Referiu-se ainda às punições quando os gastos excederem o limite. Porém, é impossível pensar na possibilidade de o Executivo "punir" o Congresso, que terá sido responsável, por exemplo, pelo reajuste dos servidores.
José Maurício Conti afirmou que a maior qualidade do texto é a sinalização de um rumo diferente do governo anterior, marcado pelo descontrole dos gastos públicos. Foi algo interpretado como positivo pelos agentes econômicos.
Mas apontou como tópicos negativos a retomada de dispositivos da Lei de Responsabilidade Fiscal (LRF), que já vinha sendo desrespeitada.

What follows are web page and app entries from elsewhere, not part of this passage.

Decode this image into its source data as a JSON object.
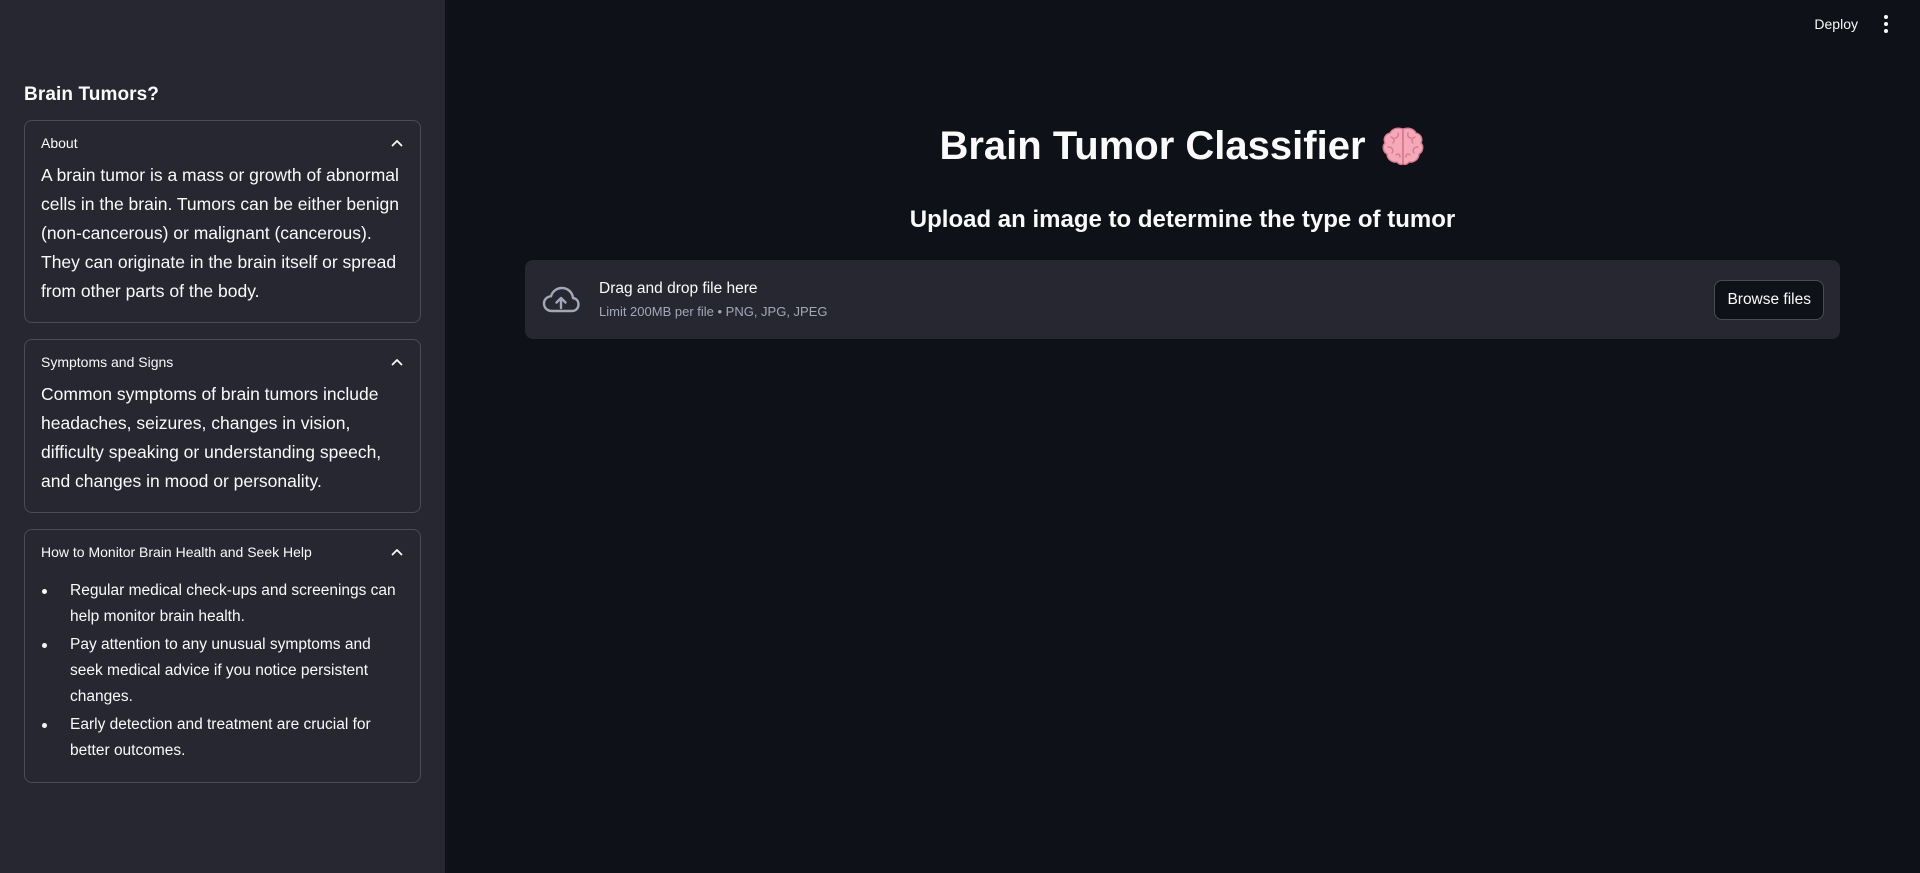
{
  "sidebar": {
    "title": "Brain Tumors?",
    "expanders": [
      {
        "title": "About",
        "body": "A brain tumor is a mass or growth of abnormal cells in the brain. Tumors can be either benign (non-cancerous) or malignant (cancerous). They can originate in the brain itself or spread from other parts of the body."
      },
      {
        "title": "Symptoms and Signs",
        "body": "Common symptoms of brain tumors include headaches, seizures, changes in vision, difficulty speaking or understanding speech, and changes in mood or personality."
      },
      {
        "title": "How to Monitor Brain Health and Seek Help",
        "items": [
          "Regular medical check-ups and screenings can help monitor brain health.",
          "Pay attention to any unusual symptoms and seek medical advice if you notice persistent changes.",
          "Early detection and treatment are crucial for better outcomes."
        ]
      }
    ]
  },
  "header": {
    "deploy_label": "Deploy",
    "menu_icon": "kebab-vertical-icon"
  },
  "main": {
    "title": "Brain Tumor Classifier",
    "title_icon": "brain-emoji",
    "subtitle": "Upload an image to determine the type of tumor",
    "uploader": {
      "icon": "cloud-upload-icon",
      "label": "Drag and drop file here",
      "limit": "Limit 200MB per file • PNG, JPG, JPEG",
      "browse_label": "Browse files"
    }
  },
  "colors": {
    "background": "#0e1117",
    "sidebar": "#262730",
    "text": "#fafafa",
    "muted": "#a3a8b8",
    "border": "#4a4c55"
  }
}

O fato de se tratar agora de normas constitucionais muda muito pouco quanto à possibilidade de futuros desrespeitos, mesmo porque há o precedente dos precatórios, cujos pagamentos são explicitamente definidos pela Constituição, mas nem por isso têm sido pagos de forma conveniente.
Conti também apontou para a inexistência de iniciativas paralelas, como a melhora da eficiência dos gastos públicos e o fato de atingir apenas a União, sem que Estados e municípios sejam expostos ao mesmo conjunto disciplinar de obrigações.
Juarez Rizzieri, com a ajuda de gráficos, fez uma análise histórica dos gastos públicos nos últimos governos, numa trajetória que desembocou no governo Dilma Rousseff, "que não pagava mais as dívidas e gerava déficit primário".
DO DESENVOLVIMENTO AOS GASTOS SOCIAIS
Até os anos 1980, argumentou, o país se pautava pela questão do desenvolvimento, o que gerou investimentos importantes na infraestrutura.
A partir da Constituição de 1988, no entanto, a tônica se voltou às políticas sociais. FHC demonstrou, no caso, uma postura moderada, sem financiamento público pesado. Lula foi agressivo, mas com essa forma pesada de financiamento, enquanto Dilma partiu para o populismo, sem financiamento sustentável.
Isso gerou a maior recessão da história republicana (9% de queda do PIB entre 2015 e 2016), com a agravante de o desemprego atingir em proporção incomparavelmente maior os mais pobres.
É nesse quadro, afirmou, que a PEC 241 se fez necessária.
Edison Carlos Fernandes, apesar das críticas ao texto, qualifica a proposta de emenda à Constituição "como a PEC mais importante depois do fim do regime militar".
Isso porque o texto submete as finanças públicas a um novo critério. Em lugar de condicioná-las á arrecadação, atrelou as finanças públicas aos gastos.
"Essa PEC muda a nossa visão do direito financeiro e do direito tributário", afirmou.
Por fim, Fernando Rezende disse que a PEC tem como primeiro mérito levar a população a discutir priovidades. "É uma medida tosca, com o potencial de gerar debates positivos", afirmou.